In a basin delimited by barrier islands [or rock islands and reefs, in the case of the Whitsunday coastline] the surges are significantly modulated by the physical geography. Only those storms causing a substantial piling-up of water behind the islands can cause severe surges, once they have managed to bring in the excess water to raise in the first place.
The arrows in the picture above, based on computer simulations, indicate qualitatively where water is going in and out at a storm’s given moment: clearly, it’s not the same everywhere, nor will it stay unchanged while the storm unfolds itself.
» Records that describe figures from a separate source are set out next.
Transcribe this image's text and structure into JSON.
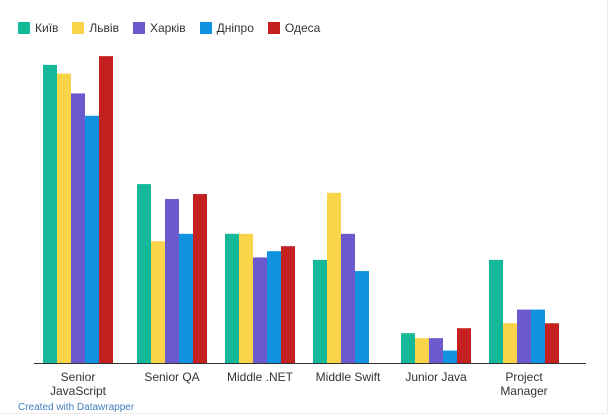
{
  "chart_data": {
    "type": "bar",
    "categories": [
      [
        "Senior",
        "JavaScript"
      ],
      [
        "Senior QA"
      ],
      [
        "Middle .NET"
      ],
      [
        "Middle Swift"
      ],
      [
        "Junior Java"
      ],
      [
        "Project",
        "Manager"
      ]
    ],
    "series": [
      {
        "name": "Київ",
        "color": "#15b99a",
        "values": [
          6000,
          3600,
          2600,
          2075,
          600,
          2075
        ]
      },
      {
        "name": "Львів",
        "color": "#fad448",
        "values": [
          5825,
          2450,
          2600,
          3425,
          500,
          800
        ]
      },
      {
        "name": "Харків",
        "color": "#6a5acd",
        "values": [
          5425,
          3300,
          2125,
          2600,
          500,
          1075
        ]
      },
      {
        "name": "Дніпро",
        "color": "#0f93e0",
        "values": [
          4975,
          2600,
          2250,
          1850,
          250,
          1075
        ]
      },
      {
        "name": "Одеса",
        "color": "#c3201f",
        "values": [
          6175,
          3400,
          2350,
          null,
          700,
          800
        ]
      }
    ],
    "ylim": [
      0,
      6500
    ],
    "grid": false,
    "legend": "top-left"
  },
  "footer": {
    "credit": "Created with Datawrapper"
  }
}
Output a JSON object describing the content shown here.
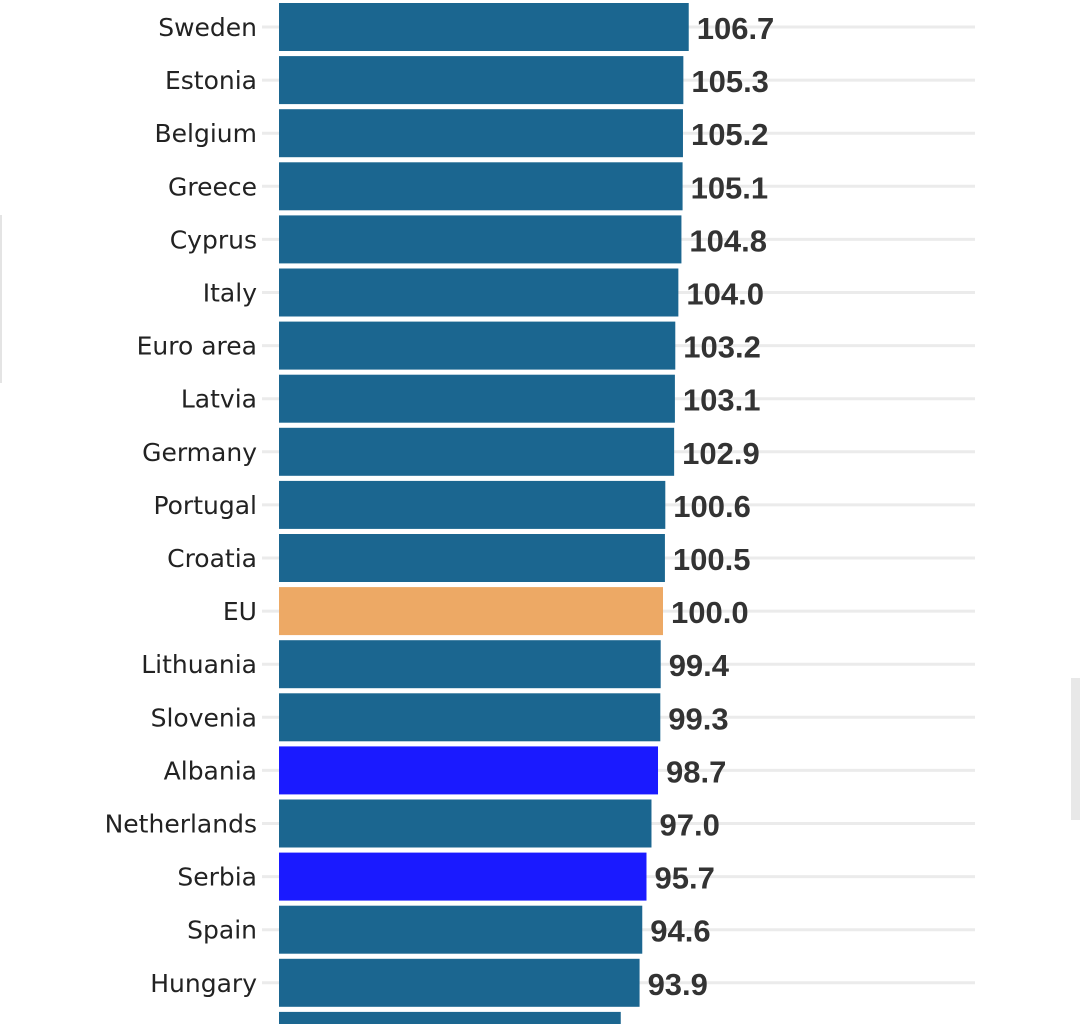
{
  "chart_data": {
    "type": "bar",
    "orientation": "horizontal",
    "categories": [
      "Sweden",
      "Estonia",
      "Belgium",
      "Greece",
      "Cyprus",
      "Italy",
      "Euro area",
      "Latvia",
      "Germany",
      "Portugal",
      "Croatia",
      "EU",
      "Lithuania",
      "Slovenia",
      "Albania",
      "Netherlands",
      "Serbia",
      "Spain",
      "Hungary",
      ""
    ],
    "values": [
      106.7,
      105.3,
      105.2,
      105.1,
      104.8,
      104.0,
      103.2,
      103.1,
      102.9,
      100.6,
      100.5,
      100.0,
      99.4,
      99.3,
      98.7,
      97.0,
      95.7,
      94.6,
      93.9,
      89.0
    ],
    "value_labels": [
      "106.7",
      "105.3",
      "105.2",
      "105.1",
      "104.8",
      "104.0",
      "103.2",
      "103.1",
      "102.9",
      "100.6",
      "100.5",
      "100.0",
      "99.4",
      "99.3",
      "98.7",
      "97.0",
      "95.7",
      "94.6",
      "93.9",
      ""
    ],
    "colors": {
      "default": "#1b6690",
      "EU": "#eda965",
      "Albania": "#1a1aff",
      "Serbia": "#1a1aff"
    },
    "xlim": [
      0,
      180
    ],
    "grid": true,
    "legend": "none"
  }
}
In sum, the Wadden Sea evidence is that high wind speeds alone are neither necessary nor sufficient to cause, or expect, record-breaking surges. Since the container drives both water storage and motion, the Wadden Sea itself determines effectively which storms result in a surge with a certain level of flood hazard with possibly counter-intuitive outcomes. The scope and degree of generality to which the cautionary tale is applicable to all/other situations is matter of orderly scientific discourse. Certainly, the severity of storm surges is pretty much a situation-specific matter, and it cannot be reduced to a single number defining the storm alone, such as the Beaufort or the Saffir-Simpson scale, except in the simplest configurations.
3. Thinking onwards and upwards
There are many ways in which the Wadden Sea insights might be helpful beyond the specifics. Societal concerns for the coastal areas are justified due to the growing concentration of the global population, to the weather anomalies and outliers expected to increase after climate change, and to the land subsidence aggravating flood-proneness.
The investigations on the Wadden Sea made it at least clear that the excess of simplification in the superstorm-supersurge anticipation could mishandle the exposure and vulnerability of certain coastal areas.
As often said — and hence attributed to Albert Einstein for good measure —, every problem statement should be as simple as possible, but not simpler. In the case of storm surge prediction – this may not be that simple.
Risk Frontiers staff and associates have significant experience in coastal process and hydrodynamic modelling, in particular, understanding the dynamics and impacts of extreme waves and water levels in Australia. In association with a consortium of eight other research institutes and government agencies, we are coordinating the analysis of an unprecedented number of coastal impact observations post-Debbie, to be published soon.